Desde esa experiencia, su misión de transformación comunitaria se amplió primero en la alcaldía de San Juan y luego como la primera gobernadora de Puerto Rico, al impulsar el proyecto de Comunidades Especiales, para empoderar a cientos de comunidades marginadas alrededor de la isla y potenciar el liderato comunitario como motor de transformación social. Hoy, continúa esa labor a través del Centro para Puerto Rico, promoviendo el empoderamiento de hombres y mujeres, el desarrollo de miles empresas como vehículos para salir de la pobreza y la marginación, y el apoyo a personas y poblaciones en desventaja.
Con esta distinción, la Universidad reconoce su fidelidad a los valores que esta institución promueve: la justicia, la paz, la solidaridad y el servicio.
Medalla Rosa Filipina Duchesne: Chef Iván Clemente
Mientras, la Medalla Rosa Filipina Duchesne será otorgada al chef Iván Clemente, fundador de El Comedor de la Kennedy, en reconocimiento a su ejemplar trayectoria y a su firme compromiso con los valores que guían a nuestra comunidad universitaria.
Esta distinción honra a quienes, como santa Rosa Filipina Duchesne, trascendieron fronteras mediante el servicio, inspirando a otros con su capacidad de impactar vidas y promover acciones solidarias.
Durante los pasados 45 años, el chef Clemente ha encarnado estos valores al llevar un mensaje de esperanza, vida y paz a comunidades vulnerables alrededor del mundo. Su vocación lo llevó a más de 110 países como conferenciante internacional en contra de la desigualdad social y promotor de iniciativas benéficas. A su regreso a Puerto Rico, identificó la realidad de la inseguridad alimentaria que afectaba a miles de familias, lo que dio paso a una de las obras comunitarias más significativas del país: El Comedor de la Kennedy.

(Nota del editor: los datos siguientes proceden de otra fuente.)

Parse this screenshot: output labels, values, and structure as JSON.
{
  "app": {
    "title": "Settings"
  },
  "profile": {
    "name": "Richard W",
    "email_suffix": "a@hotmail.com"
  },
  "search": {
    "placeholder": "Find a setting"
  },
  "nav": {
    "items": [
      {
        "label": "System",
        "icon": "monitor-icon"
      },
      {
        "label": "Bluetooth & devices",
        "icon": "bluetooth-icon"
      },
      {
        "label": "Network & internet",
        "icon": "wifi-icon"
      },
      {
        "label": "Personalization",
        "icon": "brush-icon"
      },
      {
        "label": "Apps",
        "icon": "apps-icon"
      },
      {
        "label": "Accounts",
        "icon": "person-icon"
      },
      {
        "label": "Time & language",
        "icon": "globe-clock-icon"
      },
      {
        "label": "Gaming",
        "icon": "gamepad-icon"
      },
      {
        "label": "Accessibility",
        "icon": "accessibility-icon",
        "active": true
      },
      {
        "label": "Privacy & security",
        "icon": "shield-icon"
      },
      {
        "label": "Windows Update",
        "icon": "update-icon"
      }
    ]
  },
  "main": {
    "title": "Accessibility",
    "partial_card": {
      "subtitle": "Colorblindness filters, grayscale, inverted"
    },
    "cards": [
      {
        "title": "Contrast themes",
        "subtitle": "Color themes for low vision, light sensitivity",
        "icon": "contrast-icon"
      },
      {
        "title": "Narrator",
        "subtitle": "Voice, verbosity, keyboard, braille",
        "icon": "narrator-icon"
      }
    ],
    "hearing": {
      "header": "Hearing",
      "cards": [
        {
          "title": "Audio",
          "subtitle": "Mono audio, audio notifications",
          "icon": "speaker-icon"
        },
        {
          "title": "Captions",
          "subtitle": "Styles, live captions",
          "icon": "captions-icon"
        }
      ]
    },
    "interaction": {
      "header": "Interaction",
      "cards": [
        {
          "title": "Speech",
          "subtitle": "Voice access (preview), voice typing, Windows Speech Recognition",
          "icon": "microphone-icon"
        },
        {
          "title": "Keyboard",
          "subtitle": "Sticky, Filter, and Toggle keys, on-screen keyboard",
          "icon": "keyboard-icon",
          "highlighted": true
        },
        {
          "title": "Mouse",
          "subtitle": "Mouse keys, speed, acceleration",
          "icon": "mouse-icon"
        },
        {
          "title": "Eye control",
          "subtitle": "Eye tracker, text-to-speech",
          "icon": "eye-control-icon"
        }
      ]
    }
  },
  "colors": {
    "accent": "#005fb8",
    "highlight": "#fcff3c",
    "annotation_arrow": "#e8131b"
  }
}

Desde el 2009, esta iniciativa ha brindado alimentos y apoyo comunitario de manera gratuita a miles de personas, incluyendo niños, adultos mayores, jóvenes universitarios y otros sectores vulnerables. Bajo su liderazgo, el proyecto se ha consolidado como un símbolo de esperanza para quienes enfrentan el hambre y la inseguridad alimentaria.
La vida y obra del chef Iván Clemente son testimonio de empatía, perseverancia y amor al prójimo. Su misión reafirma que alimentar es mucho más que proveer sustento: es dignificar, acompañar y transformar vidas.